Trotzdem wollen die Versender jetzt zunächst die „endgültige Rechtsprechung vor dem Europäischen Gerichtshof“ abwarten. Solche Äußerungen können nur als eine grobe Missachtung des Rechtsstaats gewertet werden – zumal der EuGH in dieser Frage überhaupt nichts zu entscheiden hat.

Selbst wenn die EU-Kommission Deutschland wegen der geplanten Klarstellung zur Preisbindung im Arzneimittelgesetz verklagen sollte, dürften die Aussichten in Luxemburg minimal sein. Der EuGH hat beim Verfahren zum Fremdbesitzverbot keinen Zweifel daran gelassen, dass die Arzneimittelversorgung Sache der Mitgliedstaaten ist.

 

 

Die Europakarte der Versand-Lobby sticht nicht so gut, wie sie draußen herum erzählt. Die Gegenseite spottet auch schon, das EuGH-Geschwätz sei nur Pfeifen im Walde, um die gierigen Aktionäre der Mutterkonzerne ruhig zu halten.

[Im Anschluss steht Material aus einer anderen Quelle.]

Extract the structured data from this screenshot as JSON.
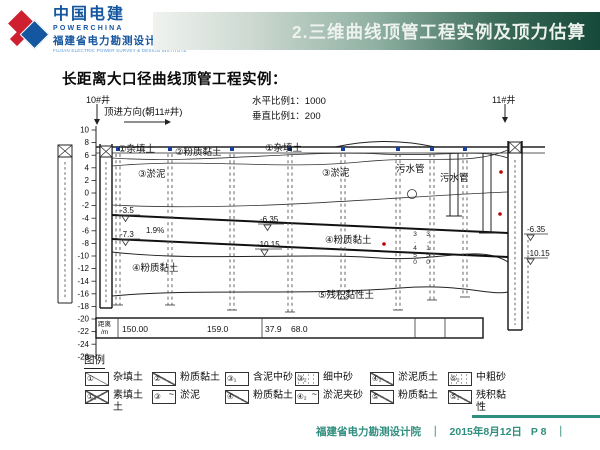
{
  "header": {
    "logo_cn": "中国电建",
    "logo_en": "POWERCHINA",
    "logo_org": "福建省电力勘测设计院",
    "logo_org_en": "FUJIAN ELECTRIC POWER SURVEY & DESIGN INSTITUTE",
    "title": "2.三维曲线顶管工程实例及顶力估算"
  },
  "subtitle": "长距离大口径曲线顶管工程实例：",
  "annotations": {
    "left_well": "10#井",
    "direction": "顶进方向(朝11#井)",
    "scale_h": "水平比例1：1000",
    "scale_v": "垂直比例1：200",
    "right_well": "11#井"
  },
  "diagram": {
    "axis_ticks": [
      "10",
      "8",
      "6",
      "4",
      "2",
      "0",
      "-2",
      "-4",
      "-6",
      "-8",
      "-10",
      "-12",
      "-14",
      "-16",
      "-18",
      "-20",
      "-22",
      "-24",
      "-26"
    ],
    "labels": {
      "fill_top": "①杂填土",
      "silty_clay_top": "②粉质黏土",
      "silt_left": "③淤泥",
      "fill_mid": "①杂填土",
      "silt_mid": "③淤泥",
      "silty_clay4_left": "④粉质黏土",
      "silty_clay4_mid": "④粉质黏土",
      "residual": "⑤残积黏性土",
      "sewage1": "污水管",
      "sewage2": "污水管",
      "elev_left_top": "-3.5",
      "elev_left_bottom": "-7.3",
      "slope": "1.9%",
      "elev_mid_top": "-6.35",
      "elev_mid_bottom": "-10.15",
      "elev_right_top": "-6.35",
      "elev_right_bottom": "-10.15",
      "vnum1": "3.450",
      "vnum2": "3.150"
    },
    "table": {
      "unit_line1": "距离",
      "unit_line2": "/m",
      "values": [
        "150.00",
        "159.0",
        "37.9",
        "68.0"
      ]
    }
  },
  "legend": {
    "title": "图例",
    "rows": [
      [
        {
          "glyph": "①",
          "pattern": "tick",
          "label": "杂填土"
        },
        {
          "glyph": "②",
          "pattern": "slash",
          "label": "粉质黏土"
        },
        {
          "glyph": "③₁",
          "pattern": "plain",
          "label": "含泥中砂"
        },
        {
          "glyph": "③₂",
          "pattern": "dots",
          "label": "细中砂"
        },
        {
          "glyph": "④₁",
          "pattern": "slash",
          "label": "淤泥质土"
        },
        {
          "glyph": "⑤₂",
          "pattern": "dots",
          "label": "中粗砂"
        }
      ],
      [
        {
          "glyph": "①₁",
          "pattern": "cross",
          "label": "素填土\n土"
        },
        {
          "glyph": "③",
          "pattern": "wave",
          "label": "淤泥"
        },
        {
          "glyph": "④",
          "pattern": "slash",
          "label": "粉质黏土"
        },
        {
          "glyph": "④₂",
          "pattern": "wave",
          "label": "淤泥夹砂"
        },
        {
          "glyph": "⑤",
          "pattern": "slash",
          "label": "粉质黏土"
        },
        {
          "glyph": "⑤₁",
          "pattern": "slash",
          "label": "残积黏性"
        }
      ]
    ]
  },
  "footer": {
    "org": "福建省电力勘测设计院",
    "sep": "｜",
    "date": "2015年8月12日",
    "page": "P 8"
  },
  "colors": {
    "banner_dark": "#16493a",
    "banner_light": "#f0f2ef",
    "logo_blue": "#1456a0",
    "logo_red": "#cf2030",
    "footer_teal": "#2f8e7e",
    "marker_blue": "#1a3f9e",
    "marker_red": "#c00000"
  }
}
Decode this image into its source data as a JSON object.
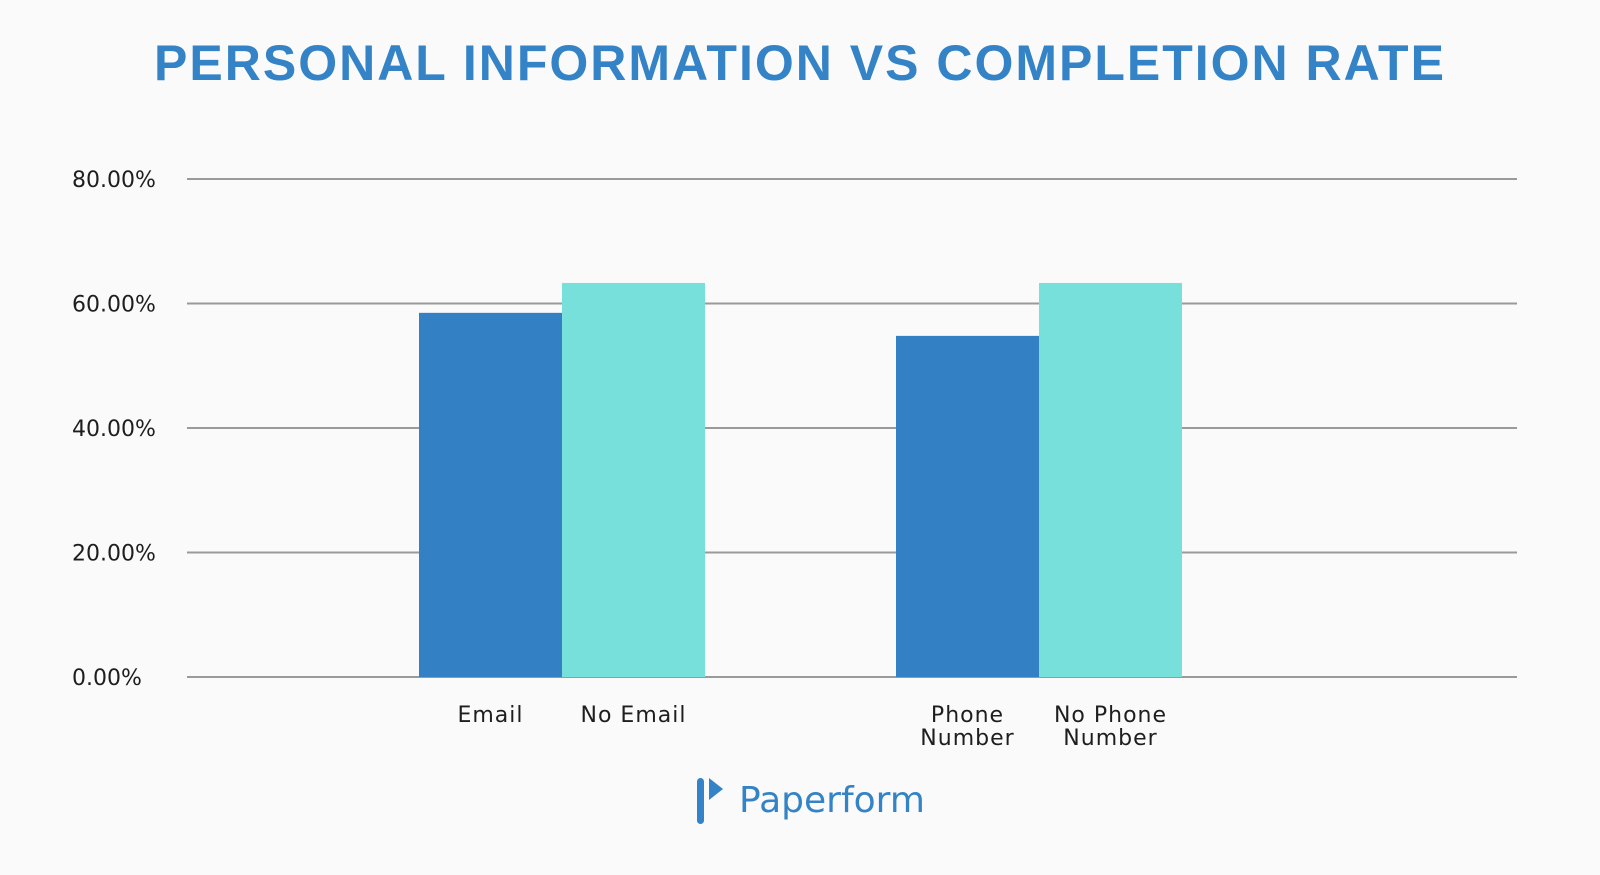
{
  "chart_data": {
    "type": "bar",
    "title": "PERSONAL INFORMATION VS COMPLETION RATE",
    "xlabel": "",
    "ylabel": "",
    "ylim": [
      0,
      80
    ],
    "yticks": [
      "0.00%",
      "20.00%",
      "40.00%",
      "60.00%",
      "80.00%"
    ],
    "grid": true,
    "legend": "none",
    "groups": [
      {
        "bars": [
          {
            "label": [
              "Email"
            ],
            "value": 58.5,
            "color": "#3381c4"
          },
          {
            "label": [
              "No Email"
            ],
            "value": 63.3,
            "color": "#78e0da"
          }
        ]
      },
      {
        "bars": [
          {
            "label": [
              "Phone",
              "Number"
            ],
            "value": 54.8,
            "color": "#3381c4"
          },
          {
            "label": [
              "No Phone",
              "Number"
            ],
            "value": 63.3,
            "color": "#78e0da"
          }
        ]
      }
    ]
  },
  "brand": {
    "name": "Paperform",
    "logo_icon": "paperform-logo-icon",
    "color": "#3483c6"
  }
}
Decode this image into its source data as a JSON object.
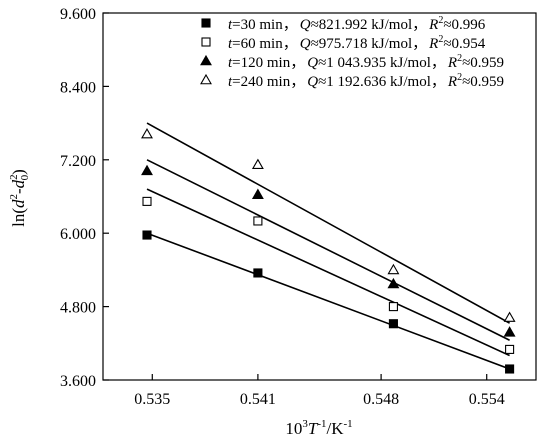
{
  "chart_data": {
    "type": "scatter",
    "xlabel": {
      "base": "10",
      "exp": "3",
      "mid": "T",
      "exp2": "-1",
      "tail": "/K",
      "exp3": "-1"
    },
    "ylabel": {
      "pre": "ln(",
      "d": "d",
      "s1": "2",
      "minus": "-",
      "d0": "d",
      "sub": "0",
      "s2": "2",
      "post": ")"
    },
    "xlim": [
      0.5322,
      0.5568
    ],
    "ylim": [
      3.6,
      9.6
    ],
    "x_ticks": [
      {
        "value": 0.535,
        "label": "0.535"
      },
      {
        "value": 0.541,
        "label": "0.541"
      },
      {
        "value": 0.548,
        "label": "0.548"
      },
      {
        "value": 0.554,
        "label": "0.554"
      }
    ],
    "y_ticks": [
      {
        "value": 3.6,
        "label": "3.600"
      },
      {
        "value": 4.8,
        "label": "4.800"
      },
      {
        "value": 6.0,
        "label": "6.000"
      },
      {
        "value": 7.2,
        "label": "7.200"
      },
      {
        "value": 8.4,
        "label": "8.400"
      },
      {
        "value": 9.6,
        "label": "9.600"
      }
    ],
    "series": [
      {
        "marker": "square-filled",
        "x": [
          0.5347,
          0.541,
          0.5487,
          0.5553
        ],
        "y": [
          5.97,
          5.35,
          4.52,
          3.78
        ],
        "fit_y": [
          6.0,
          3.78
        ],
        "legend": {
          "t": "t",
          "teq": "=30 min，",
          "q": "Q",
          "qeq": "≈821.992 kJ/mol，",
          "r": "R",
          "rsup": "2",
          "req": "≈0.996"
        }
      },
      {
        "marker": "square-open",
        "x": [
          0.5347,
          0.541,
          0.5487,
          0.5553
        ],
        "y": [
          6.52,
          6.2,
          4.8,
          4.1
        ],
        "fit_y": [
          6.72,
          4.0
        ],
        "legend": {
          "t": "t",
          "teq": "=60 min，",
          "q": "Q",
          "qeq": "≈975.718 kJ/mol，",
          "r": "R",
          "rsup": "2",
          "req": "≈0.954"
        }
      },
      {
        "marker": "triangle-filled",
        "x": [
          0.5347,
          0.541,
          0.5487,
          0.5553
        ],
        "y": [
          7.02,
          6.63,
          5.17,
          4.38
        ],
        "fit_y": [
          7.2,
          4.25
        ],
        "legend": {
          "t": "t",
          "teq": "=120 min，",
          "q": "Q",
          "qeq": "≈1 043.935 kJ/mol，",
          "r": "R",
          "rsup": "2",
          "req": "≈0.959"
        }
      },
      {
        "marker": "triangle-open",
        "x": [
          0.5347,
          0.541,
          0.5487,
          0.5553
        ],
        "y": [
          7.62,
          7.12,
          5.4,
          4.62
        ],
        "fit_y": [
          7.8,
          4.53
        ],
        "legend": {
          "t": "t",
          "teq": "=240 min，",
          "q": "Q",
          "qeq": "≈1 192.636 kJ/mol，",
          "r": "R",
          "rsup": "2",
          "req": "≈0.959"
        }
      }
    ],
    "fit_x_range": [
      0.5347,
      0.5553
    ]
  }
}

Einen Verbündeten haben sie: Die Krankenkassen. Der GKV-Spitzenverband kritisiert den Gemeinsamen Senat, der gestern „zum Nachteil der Patienten“ entschieden habe. Dann folgt das ewig unappetitliche Gepöbel gegen „verkrustete Strukturen“ und „Schutzzäune“, die die Apothekerlobby flicke.

Der GKV-Spitzenverband fragt sich, warum Patienten nicht von günstigeren Arzneiimitteln bei bestimmten Apotheken profitieren sollen. Ganz einfach: Weil es im Gesetz steht und übrigens auch im Rahmenvertrag. Dass der Gesetzgeber und die Justiz einen Sinn in der Arzneimittelpreisverordnung sehen, können oder wollen die Kassen einfach nicht begreifen.